La politique étrangère de Fidesz d’ouverture vers l’Est est copiée du Jobbik. Jobbik joue le rôle du pionnier, explore de nouveaux territoires (ouverture vers l’Est, anti-libéralisme, administrer les ONG comme en Russie, etc.) comme une tête chercheuse pour Fidesz. Jobbik ne fait qu’étendre les limites politiques. Orbán est un des plus radicaux dans son propre parti. Les deux partis se sont beaucoup rapprochés en fait, depuis que Jobbik ne demande plus la sortie de l’UE, mais un referendum, comme les Tories en Angleterre. Mais au Parlement européen, Fidesz vote avec la majorité du PPE qui condamne la Russie pour l’annexion de la Crimée, alors que Jobbik vote contre et envoie des observateurs en Crimée pour légitimer le referendum.

Moscou a-t-elle encore besoin du Jobbik maintenant qu’elle semble avoir le gouvernement Orbán dans sa poche ?

Orbán est beaucoup plus important pour Poutine, mais comme Jobbik continue de monter et peut devenir un parti de gouvernement dans le futur… Les deux partis ont des fonctions différentes. Jobbik est essentiel pour déstabiliser l’UE (tout comme le FN en France), mais Orbán est primordial car c’est lui qui gouverne et c’est lui qui décide pour des projets comme South Stream.

Peut-on imaginer Budapest prendre la tête d’une petite coalition en Europe centrale ?

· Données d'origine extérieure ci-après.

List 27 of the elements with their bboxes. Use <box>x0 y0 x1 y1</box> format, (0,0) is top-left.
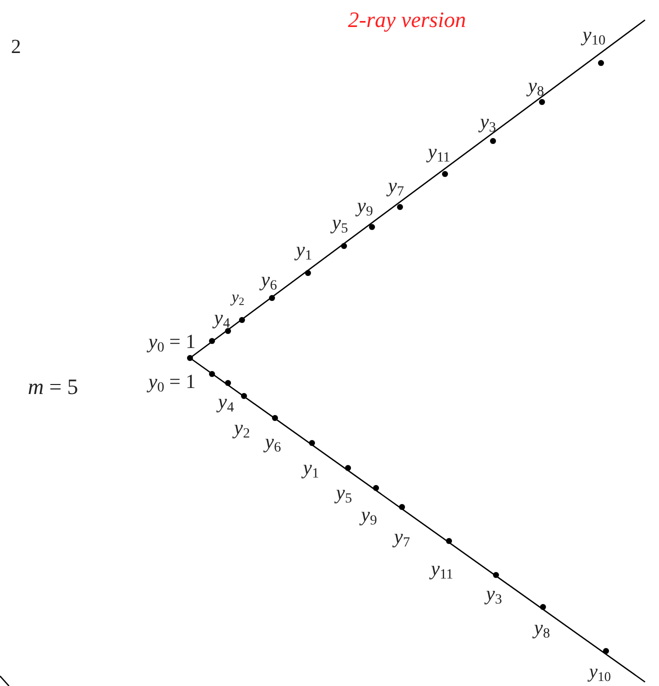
point-label: y$_{6}$ <box>265 432 281 452</box>
point-label: y$_{1}$ <box>296 240 312 260</box>
point-label: y$_{6}$ <box>261 270 277 290</box>
diagram-title: 2-ray version <box>348 7 466 33</box>
page-number: 2 <box>11 37 21 57</box>
point-label: y$_{2}$ <box>234 418 250 438</box>
point-label: y$_{10}$ <box>582 25 606 45</box>
point-label: y$_{1}$ <box>303 458 319 478</box>
point-label: y$_{8}$ <box>534 618 550 638</box>
point-label: y$_{8}$ <box>528 76 544 96</box>
point-label: y$_{7}$ <box>388 176 404 196</box>
point-label: y$_{9}$ <box>361 505 377 525</box>
point-label: y$_{3}$ <box>486 584 502 604</box>
point-label: y$_{9}$ <box>357 196 373 216</box>
point-label: y$_{11}$ <box>428 142 450 162</box>
point-label: y$_{4}$ <box>214 308 230 328</box>
point-label: y$_{2}$ <box>232 290 244 306</box>
point-label: y$_{7}$ <box>394 527 410 547</box>
point-label: y$_{11}$ <box>430 559 454 579</box>
point-label: y$_{0}$ = 1 <box>148 332 196 352</box>
point-label: y$_{3}$ <box>480 112 496 132</box>
point-label: y$_{5}$ <box>336 483 352 503</box>
point-label: y$_{10}$ <box>589 662 611 682</box>
point-label: y$_{4}$ <box>218 392 234 412</box>
point-label: y$_{0}$ = 1 <box>148 372 196 392</box>
parameter-label: m = 5 <box>28 376 78 398</box>
point-label: y$_{5}$ <box>332 213 348 233</box>
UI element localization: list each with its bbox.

Non, non non… Tous les pays de Visegrad, y compris la Slovaquie, sont plus modérément pro-russes que la Hongrie. Je ne vois que la Serbie. La plupart des politiciens sont pro-Américains et très critique vis-à-vis de la Russie, à commencer par la Pologne.

*Political Capital est un think tank dont le « seul engagement idéologique est celui des valeurs de l’économie de marché et de la démocratie élective ». Le think tank appartient à un groupe spécialisé dans le consulting, basé à Londres : British-Swiss Communications First Consulting Ltd.